Perscommuniqué WP 114: Invoer en uitvoer op ondernemingsniveau: Gegevens voor België

Deze paper onderzoekt een niet eerder beschikbare set van panelgegevens die informatie verenigt over de jaarrekeningen en de internationale handelstransacties van Belgische ondernemingen. Zowel de invoer als de uitvoer blijken sterk geconcentreerd bij een klein aantal ondernemingen, en deze tendens lijkt zich in de loop der jaren nog te hebben versterkt. Als we onze aandacht toespitsen op de verwerkende industrie, stellen we vast dat de feiten die eerder in de literatuur uitsluitend ten aanzien van de uitvoer werden vastgesteld, in werkelijkheid ook van toepassing zijn op de invoer. We merken op dat het aantal ondernemingen dat betrokken is bij de internationale handel daalt naarmate het aantal landen van bestemming voor de uitvoer of van oorsprong voor de invoer toeneemt. Hetzelfde geldt als we kijken naar het aantal verhandelde producten. Wat de productiviteitsverschillen betreft, blijkt dat de ondernemingen die zowel invoeren als uitvoeren de meest productieve zijn, in afnemende volgorde gevolgd door de ondernemingen die enkel invoeren, enkel uitvoeren, en door de handelsondernemingen die zich enkel richten op de binnenlandse markt.
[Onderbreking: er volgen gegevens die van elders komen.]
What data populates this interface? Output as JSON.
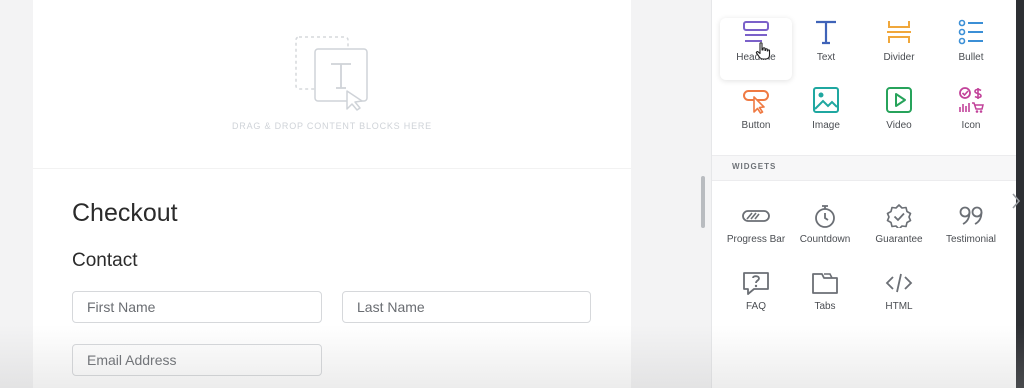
{
  "canvas": {
    "drop_zone_text": "DRAG & DROP CONTENT BLOCKS HERE",
    "page_title": "Checkout",
    "section_title": "Contact",
    "fields": {
      "first_name_placeholder": "First Name",
      "last_name_placeholder": "Last Name",
      "email_placeholder": "Email Address"
    }
  },
  "panel": {
    "blocks": [
      {
        "label": "Headline",
        "icon": "headline-icon",
        "color": "#7b61c9"
      },
      {
        "label": "Text",
        "icon": "text-icon",
        "color": "#3f63b8"
      },
      {
        "label": "Divider",
        "icon": "divider-icon",
        "color": "#f0a73b"
      },
      {
        "label": "Bullet",
        "icon": "bullet-icon",
        "color": "#3b8fd6"
      },
      {
        "label": "Button",
        "icon": "button-icon",
        "color": "#ef7a43"
      },
      {
        "label": "Image",
        "icon": "image-icon",
        "color": "#1fa7a0"
      },
      {
        "label": "Video",
        "icon": "video-icon",
        "color": "#27a35b"
      },
      {
        "label": "Icon",
        "icon": "icon-icon",
        "color": "#c2429a"
      }
    ],
    "widgets_heading": "WIDGETS",
    "widgets": [
      {
        "label": "Progress Bar",
        "icon": "progress-bar-icon"
      },
      {
        "label": "Countdown",
        "icon": "countdown-icon"
      },
      {
        "label": "Guarantee",
        "icon": "guarantee-icon"
      },
      {
        "label": "Testimonial",
        "icon": "testimonial-icon"
      },
      {
        "label": "FAQ",
        "icon": "faq-icon"
      },
      {
        "label": "Tabs",
        "icon": "tabs-icon"
      },
      {
        "label": "HTML",
        "icon": "html-icon"
      }
    ]
  }
}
Deze resultaten wijzen op de aanwezigheid van vaste kosten, niet alleen bij de uitvoer maar ook bij de invoer, en op een proces van spontane selectie op zowel de uitvoer- als invoermarkten. Daarnaast is het ook mogelijk dat het in de literatuur gemelde productiviteitsvoordeel van de exporteurs overschat is, omdat geen rekening werd gehouden met de invoer.